I didn’t know Alyssa personally. I have seen her out at shows, and remembered her for her incandescent smile and enthusiasm. But reading her obituary and checking her Facebook Page gives me a vivid mental picture of the kind of person she must have been.
She was the #1 fan of her boyfriend Joe Scarpelino’s band Dead Larry. I can only imagine how difficult it is for Joe and the band to carry on performing without her there, and yet I bet it’s exactly what she’d want them to do. My heart goes out to Joe and the band.
According to her obit, she survived a heart transplant at the age of 12, and since then “lived each day to the fullest, and never took life for granted.” That may sound trite, but if you page through the photos on her facebook page, you can see her doing just that.
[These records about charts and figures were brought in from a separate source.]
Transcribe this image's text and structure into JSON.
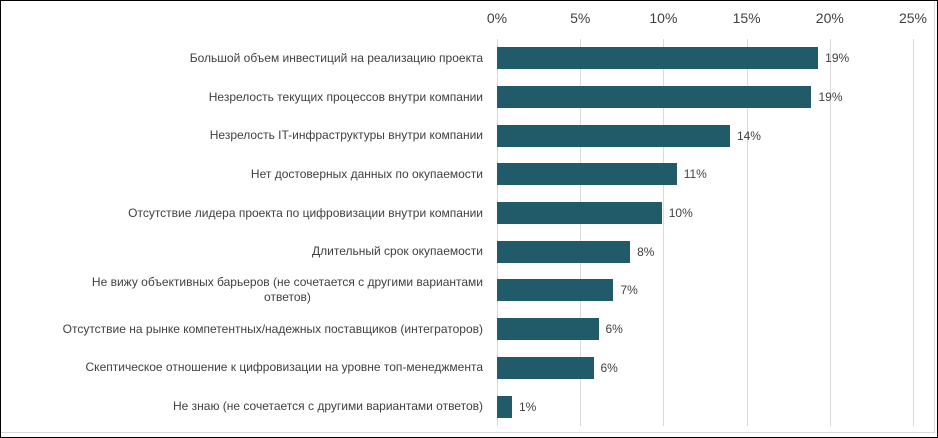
{
  "chart_data": {
    "type": "bar",
    "orientation": "horizontal",
    "title": "",
    "categories": [
      "Большой объем инвестиций на реализацию проекта",
      "Незрелость текущих процессов внутри компании",
      "Незрелость IT-инфраструктуры внутри компании",
      "Нет достоверных данных по окупаемости",
      "Отсутствие лидера проекта по цифровизации внутри компании",
      "Длительный срок окупаемости",
      "Не вижу объективных барьеров (не сочетается с другими вариантами ответов)",
      "Отсутствие на рынке компетентных/надежных поставщиков (интеграторов)",
      "Скептическое отношение к цифровизации на уровне топ-менеджмента",
      "Не знаю (не сочетается с другими вариантами ответов)"
    ],
    "category_lines": [
      [
        "Большой объем инвестиций на реализацию проекта"
      ],
      [
        "Незрелость текущих процессов внутри компании"
      ],
      [
        "Незрелость IT-инфраструктуры внутри компании"
      ],
      [
        "Нет достоверных данных по окупаемости"
      ],
      [
        "Отсутствие лидера проекта по цифровизации внутри компании"
      ],
      [
        "Длительный срок окупаемости"
      ],
      [
        "Не вижу объективных барьеров (не сочетается с другими вариантами",
        "ответов)"
      ],
      [
        "Отсутствие на рынке компетентных/надежных поставщиков (интеграторов)"
      ],
      [
        "Скептическое отношение к цифровизации на уровне топ-менеджмента"
      ],
      [
        "Не знаю (не сочетается с другими вариантами ответов)"
      ]
    ],
    "values": [
      19,
      19,
      14,
      11,
      10,
      8,
      7,
      6,
      6,
      1
    ],
    "value_labels": [
      "19%",
      "19%",
      "14%",
      "11%",
      "10%",
      "8%",
      "7%",
      "6%",
      "6%",
      "1%"
    ],
    "plot_values": [
      19.3,
      18.9,
      14.0,
      10.8,
      9.9,
      8.0,
      7.0,
      6.1,
      5.8,
      0.9
    ],
    "axis": {
      "position": "top",
      "ticks": [
        "0%",
        "5%",
        "10%",
        "15%",
        "20%",
        "25%"
      ],
      "tick_values": [
        0,
        5,
        10,
        15,
        20,
        25
      ],
      "max": 25
    },
    "grid": true,
    "legend": false,
    "xlabel": "",
    "ylabel": "",
    "colors": {
      "bar": "#215A68",
      "gridline": "#D9D9D9",
      "text": "#404040",
      "chart_border": "#D9D9D9",
      "outer_border": "#000000"
    }
  }
}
Alyssa’s story got me thinking about the community of people who go to shows. If you go out to hear live music in Iowa City you see a lot of the same faces. By my unscientific calculations there are at most 500 to a thousand people out in Iowa City to hear live music on any given night. Most of the people who live in Iowa City don’t bother, and couldn’t name a single local band.
If you are amongst the people willing to go down to the Mill on Tuesday Night, or White Lightning Wherehouse on a Sunday Night, you really are part of small community. You probably know a lot of people by face, and some to say ‘hi’ to, but you might never learn their names. On the one hand, that is a shallow sort of friendship — you’re not sharing secrets, or watching their cat while they’re out of town, or meeting their families. On the other hand, you’re part of a community for which sharing the experience of live music is a crucial, meaningful part of your life. Music matters, the people in the audience matters.
Alyssa was a part of our little family of music fans — a memorable and unique member, who, if there is an afterlife, is probably regretting all the shows she’s going to miss. Reading about her makes me really regret never having walked up and introduced myself, and makes me think that I should do that more often to all the great folks who do musicians in Iowa City the great honor of showing up. Like Archy Tuttle says in Brazil,, “we’re all in this together.”